On the first day of resumed talks between the Writers Guild of America and the Association of Talent Agents, ATA proposed a new revenue-sharing deal, and WGA requested the full contract language in order to “formulate the appropriate response,” according to an email the guild sent to members Friday.

“This morning the Negotiating Committee received proposals from the ATA. Although there was cause for concern, including a revenue sharing proposal that instead of 1% is now 2%, the presentation was wide ranging and complex,” the email read, signed by all members of the WGA’s negotiating committee. “We have asked for contract language on their proposals in order to formulate the appropriate response. As we’ve stated, whatever solution we find, it will have to address conflicts of interest and realign agency incentives with those of their writer clients.”

In opening remarks, a copy of which was provided to TheWrap, CAA co-chairman Bryan Lourd told guild representatives that “The ATA has never been more unified and determined to get this right with the membership of your Guild. Today, we hope to turn the page.” Lourd characterized ATA’s position Friday as “negotiating against ourselves,” and said agencies are doing so “knowingly and willingly in order to answer our clients’/your members’ request that we move our groups into alignment.”
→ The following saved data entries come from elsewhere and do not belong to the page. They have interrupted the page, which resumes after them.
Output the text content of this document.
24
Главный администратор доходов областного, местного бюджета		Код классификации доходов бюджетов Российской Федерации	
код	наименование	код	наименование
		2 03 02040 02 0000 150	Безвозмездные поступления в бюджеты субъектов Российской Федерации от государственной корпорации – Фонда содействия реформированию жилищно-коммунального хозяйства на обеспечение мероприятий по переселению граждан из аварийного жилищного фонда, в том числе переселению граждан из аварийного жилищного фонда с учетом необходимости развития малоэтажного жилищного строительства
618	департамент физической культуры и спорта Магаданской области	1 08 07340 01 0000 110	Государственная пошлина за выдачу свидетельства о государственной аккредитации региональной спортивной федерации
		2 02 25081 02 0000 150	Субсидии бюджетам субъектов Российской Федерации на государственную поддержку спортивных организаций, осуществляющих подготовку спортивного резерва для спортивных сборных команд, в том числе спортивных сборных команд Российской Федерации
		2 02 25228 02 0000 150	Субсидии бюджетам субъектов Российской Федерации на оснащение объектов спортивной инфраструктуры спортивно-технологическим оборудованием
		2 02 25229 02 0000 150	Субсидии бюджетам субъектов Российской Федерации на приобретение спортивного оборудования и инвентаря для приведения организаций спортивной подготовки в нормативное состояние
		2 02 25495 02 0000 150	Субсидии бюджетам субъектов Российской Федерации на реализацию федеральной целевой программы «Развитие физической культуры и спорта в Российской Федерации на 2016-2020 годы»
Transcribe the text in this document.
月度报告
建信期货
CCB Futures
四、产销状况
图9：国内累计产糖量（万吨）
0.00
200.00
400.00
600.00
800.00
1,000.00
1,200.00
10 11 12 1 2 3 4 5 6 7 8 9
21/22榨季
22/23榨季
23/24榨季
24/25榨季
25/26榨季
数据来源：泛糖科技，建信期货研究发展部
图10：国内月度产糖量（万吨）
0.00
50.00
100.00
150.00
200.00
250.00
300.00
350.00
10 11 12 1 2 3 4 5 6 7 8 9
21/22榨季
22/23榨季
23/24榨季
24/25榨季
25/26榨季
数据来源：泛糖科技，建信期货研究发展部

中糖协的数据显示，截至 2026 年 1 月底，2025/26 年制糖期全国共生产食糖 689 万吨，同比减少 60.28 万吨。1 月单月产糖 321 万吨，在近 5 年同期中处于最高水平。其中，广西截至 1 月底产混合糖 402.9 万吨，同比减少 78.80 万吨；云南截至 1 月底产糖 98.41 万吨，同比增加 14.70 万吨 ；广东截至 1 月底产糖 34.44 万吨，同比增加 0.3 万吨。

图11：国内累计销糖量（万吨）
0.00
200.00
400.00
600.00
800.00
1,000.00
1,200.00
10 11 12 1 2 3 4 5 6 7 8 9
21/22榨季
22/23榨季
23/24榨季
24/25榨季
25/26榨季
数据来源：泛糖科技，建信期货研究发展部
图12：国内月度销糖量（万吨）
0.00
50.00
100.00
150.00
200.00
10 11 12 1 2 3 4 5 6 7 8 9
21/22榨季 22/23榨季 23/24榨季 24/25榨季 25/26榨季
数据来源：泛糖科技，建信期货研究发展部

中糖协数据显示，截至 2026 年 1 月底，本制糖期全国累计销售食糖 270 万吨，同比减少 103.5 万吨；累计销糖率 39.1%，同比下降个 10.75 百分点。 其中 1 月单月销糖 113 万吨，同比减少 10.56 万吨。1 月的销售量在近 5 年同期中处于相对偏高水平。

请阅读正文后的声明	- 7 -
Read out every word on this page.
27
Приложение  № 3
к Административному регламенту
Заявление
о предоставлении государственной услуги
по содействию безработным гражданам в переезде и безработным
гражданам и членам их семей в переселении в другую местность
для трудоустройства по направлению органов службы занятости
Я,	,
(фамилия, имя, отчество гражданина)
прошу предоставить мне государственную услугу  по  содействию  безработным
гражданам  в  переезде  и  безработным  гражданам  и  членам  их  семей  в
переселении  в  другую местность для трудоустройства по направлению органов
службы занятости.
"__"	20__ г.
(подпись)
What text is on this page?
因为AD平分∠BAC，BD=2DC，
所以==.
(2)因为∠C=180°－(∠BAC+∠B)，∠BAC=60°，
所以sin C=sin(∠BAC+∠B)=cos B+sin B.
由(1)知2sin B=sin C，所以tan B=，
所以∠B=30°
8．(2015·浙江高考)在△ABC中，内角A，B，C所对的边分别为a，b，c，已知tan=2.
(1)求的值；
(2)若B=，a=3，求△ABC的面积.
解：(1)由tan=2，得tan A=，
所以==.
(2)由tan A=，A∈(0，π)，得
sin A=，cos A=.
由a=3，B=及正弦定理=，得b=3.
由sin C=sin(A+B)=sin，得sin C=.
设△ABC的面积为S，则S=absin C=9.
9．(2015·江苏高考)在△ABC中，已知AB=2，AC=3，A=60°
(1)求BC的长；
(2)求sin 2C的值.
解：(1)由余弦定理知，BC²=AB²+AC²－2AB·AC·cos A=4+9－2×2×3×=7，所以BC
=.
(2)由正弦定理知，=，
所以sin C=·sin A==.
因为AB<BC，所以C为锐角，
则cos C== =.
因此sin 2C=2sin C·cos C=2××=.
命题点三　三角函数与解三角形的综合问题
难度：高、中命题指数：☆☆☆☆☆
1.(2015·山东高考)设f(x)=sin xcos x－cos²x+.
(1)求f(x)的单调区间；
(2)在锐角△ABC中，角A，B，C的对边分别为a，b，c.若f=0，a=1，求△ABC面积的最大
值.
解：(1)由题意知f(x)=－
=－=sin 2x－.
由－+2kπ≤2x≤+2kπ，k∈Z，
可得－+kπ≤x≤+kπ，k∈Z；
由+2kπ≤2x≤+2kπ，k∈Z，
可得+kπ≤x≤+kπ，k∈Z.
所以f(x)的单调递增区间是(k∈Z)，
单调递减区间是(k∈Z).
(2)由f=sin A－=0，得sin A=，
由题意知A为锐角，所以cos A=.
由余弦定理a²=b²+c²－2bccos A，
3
ATA did not immediately respond to a request for further comment from TheWrap.

The latest round of talks comes eight weeks after the overall deal between WGA and ATA expired because the two parties were unable to come to agreement over the practice of packaging — where an agency collects fees from a studio or network for bundling talent it represents and presenting that multi-pronged project to the studio or network.

Packaging has become a major source of income for top Hollywood agencies, effectively making them producers on a movie or TV show. But WGA considers it be a conflict of interest and a violation of agents’ fiduciary duty to their clients. In an effort to bring an end to the practice, earlier this year WGA introduced a tough new code of conduct that forbids talent agents who represent writers from engaging in packaging. The code went into effect April 13, after the overall deal expired.

The proposal on Friday is the second revenue-sharing deal ATA has offered to writers. In early April, just before the code of conduct went into effect, ATA offered to share a portion of earnings from package deals with writers. WGA called that offer “unacceptable.